John B. Williams was born on February 27th, 1941 in the Bronx, New York, and lived on Sugar Hill in Harlem as the only son of a middle-class family surrounded by beautiful, talented women and beautiful music. Music was a staple in his house.
His sisters, Jackie and Joyce, inspired him to play drums and piano. His mother favored the quieter piano, although, eventually she bought him his first drum set at age twelve. He also learned to play Latin percussion (Congas, Bongos, and Timbales) do to his upbringing in racially mixed ‘Sugar Hill,” As a teen, he played drums at community events and then the piano with a neighborhood jazz group called “The Jazz Disciples.” They won the Amateur Night contest at the famed Apollo Theatre three weeks in a row.
Another sister, June, convinced their mother that John should study ballet to keep me off the streets. Ballet had exposed me to modem dance and the music of Stravinski, Copeland, Bernstein as well as Broadway musical theatre.
Yet another sister, Jean, played bass in her Seward Park High School orchestra, and she introduced him to the instrument that would stay with him for the next fifty years.

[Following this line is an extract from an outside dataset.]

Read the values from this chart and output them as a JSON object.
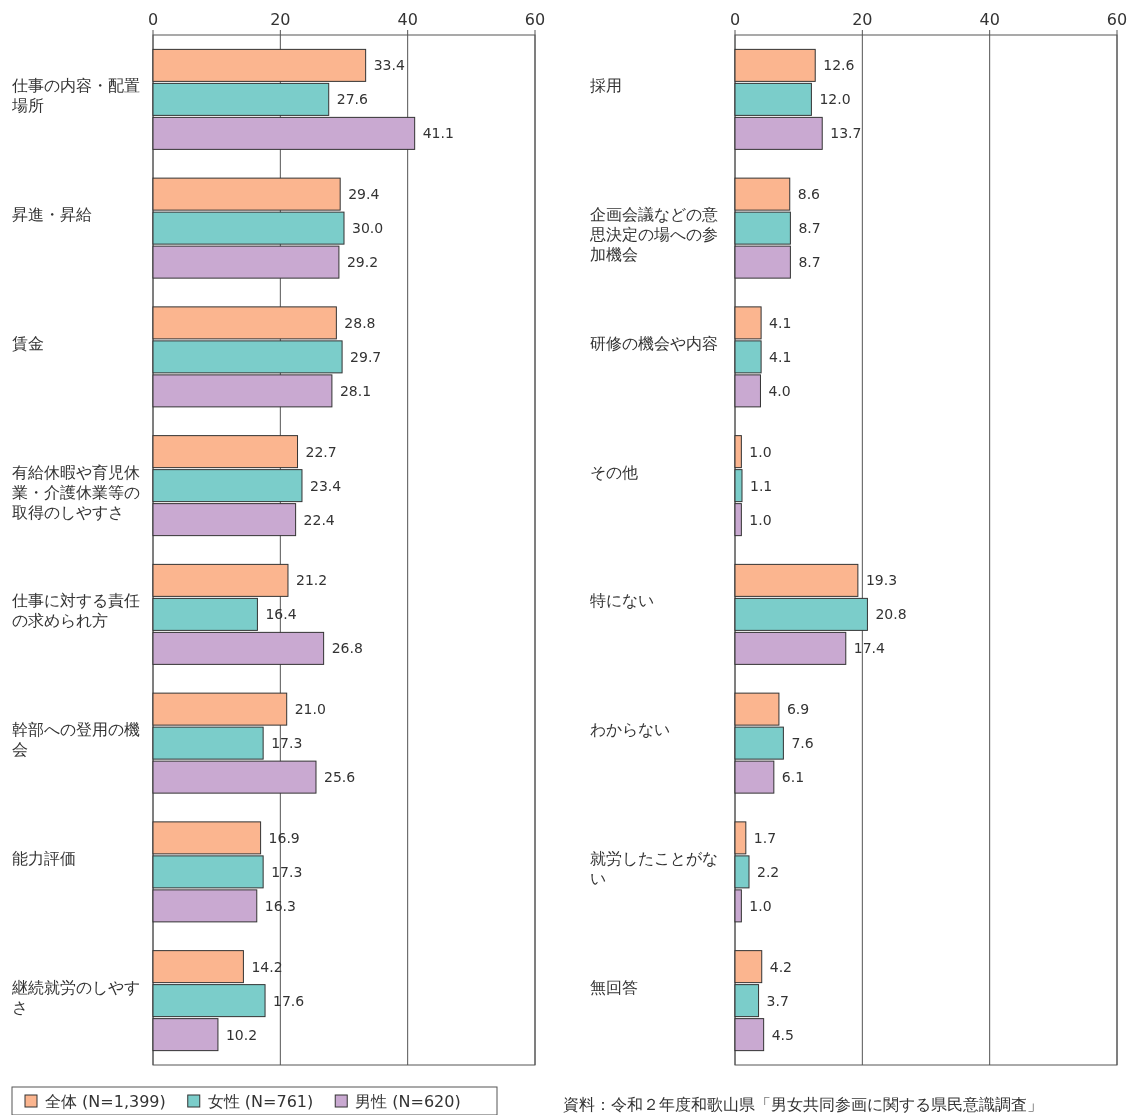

In a career that spans more than fifty years, John B. Williams has performed with some the world’s most renowned jazz artists—Nancy Wilson, Horace Silver, Count Basie, Louie Bellson, Billy Cobham, Dizzy Gillespie, Louis Armstrong, and the Manhattan Transfer, to name a few. He was a fixture on late-night television, first with Doc Severinsen’s house band on the Tonight Show starring Johnny Carson, and later as part of the Posse on the Arsenio Hall Show.